Enfin, le neuvième et dernier chapitre du livre prolonge la réflexion sur l’idée de propriété.  En s’inspirant de la critique décoloniale formulée par certains mouvements des peuples indigènes à l’instar de Ni Una Menos, l’auteure soutient qu’il faut remettre en cause la prétention coloniale à la propriété sur la terre. Elle relève que les luttes indigènes mettent en avant une « autre qualité de la relation à la terre » (p. 283) qui n’est ni fondée sur « la maîtrise de la chose », ni fondée sur l’appropriation privée. Cette relation non coloniale à la terre vers laquelle il faut tendre est principalement une relation de responsabilité consistant à préserver le monde et à mettre le monde en commun. Cette mise en commun signifie que « tout peut s’organiser en dehors du servage. Et cela signifie aussi : tout est à confier à tous. Tous sont confiés les uns aux autres » (p. 295). La « révolution pour la vie » vise donc à fonder une nouvelle manière d’habiter le monde en commun, une manière responsable et solidaire d’être-au-monde.

Conclusion

L’ouvrage d’Eva Von Redecker est une critique qui ouvre des pistes intéressantes pour actualiser l’analyse des nuisances du capitalisme et pour agir sur la matrice qui les anime. Tout comme Naomi Klein (2015), l’auteure offre ici une grille de compréhension supplémentaire des racines de la violence du système capitaliste et des formes contemporaines de résistances citoyennes et militantes.

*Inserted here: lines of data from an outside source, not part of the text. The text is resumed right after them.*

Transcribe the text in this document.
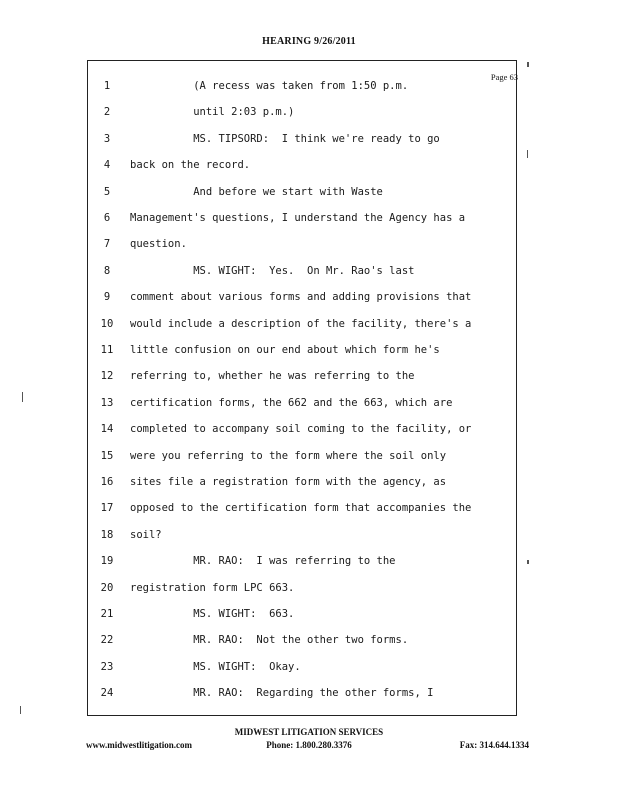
HEARING 9/26/2011
Page 63
1	(A recess was taken from 1:50 p.m.
2	until 2:03 p.m.)
3	MS. TIPSORD:  I think we're ready to go
4	back on the record.
5	And before we start with Waste
6	Management's questions, I understand the Agency has a
7	question.
8	MS. WIGHT:  Yes.  On Mr. Rao's last
9	comment about various forms and adding provisions that
10	would include a description of the facility, there's a
11	little confusion on our end about which form he's
12	referring to, whether he was referring to the
13	certification forms, the 662 and the 663, which are
14	completed to accompany soil coming to the facility, or
15	were you referring to the form where the soil only
16	sites file a registration form with the agency, as
17	opposed to the certification form that accompanies the
18	soil?
19	MR. RAO:  I was referring to the
20	registration form LPC 663.
21	MS. WIGHT:  663.
22	MR. RAO:  Not the other two forms.
23	MS. WIGHT:  Okay.
24	MR. RAO:  Regarding the other forms, I
MIDWEST LITIGATION SERVICES
www.midwestlitigation.com	Phone: 1.800.280.3376	Fax: 314.644.1334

Au terme de la lecture, quelques interrogations subsistent. Si les nouvelles formes de contestation pour la préservation de la vie s’inscrivent dans la lutte contre les violences du capitalisme, sont-elles en mesure de constituer un réel contre-pouvoir global capable de renverser le système mondialisé qu’est le capitalisme ? De plus, la non-radicalité qui caractérise ces mobilisations et l’orientation long-termiste donnée à la « révolution pour la vie » ne permettent-elles pas au capitalisme d’avoir le temps de s’adapter aux crises ? Autrement dit, une « révolution pour la vie » qui ne s’inscrit pas à court-terme et au niveau global dans une perspective de rupture radicale peut-elle empêcher la survie du capitalisme ?

 

Bibliographie

Peter Garnsey, Penser la propriété, de l’Antiquité jusqu’à l’ère des révolutions, Paris, Les Belles Lettres, 2013.

Brenna Bhandhar, Colonial Lives of Property. Law, Land, and Racial Regimes of Ownership, Duke University Press, 2018.

Naomi Klein, Tout peut changer, capitalisme et changement climatique, Arles, Actes Sud, 2015.

Murray Bookchin, Pour un municipalisme libertaire, Lyon, Atelier de création littéraire, 2003.

Olga Tokarczuk, Le tendre Narrateur. Discours du Nobel et autres textes, traduit par Maryla Laurent, Paris, Les Editions Noir sur Blanc, 2020.

Michael J. Sandel, Ce que l’argent ne saurait acheter. Les limites morales du marché, Paris, Seuil, 2014.

Jason Moore, Anthropocene or Capitalocene ? Nature, History, and the Crisis of Capitalism. Oakland, PM Press, 2016.

Ferdinand, Malcom, Une écologie décoloniale : penser l’écologie depuis le monde caribéen, Éditions du Seuil, 2019.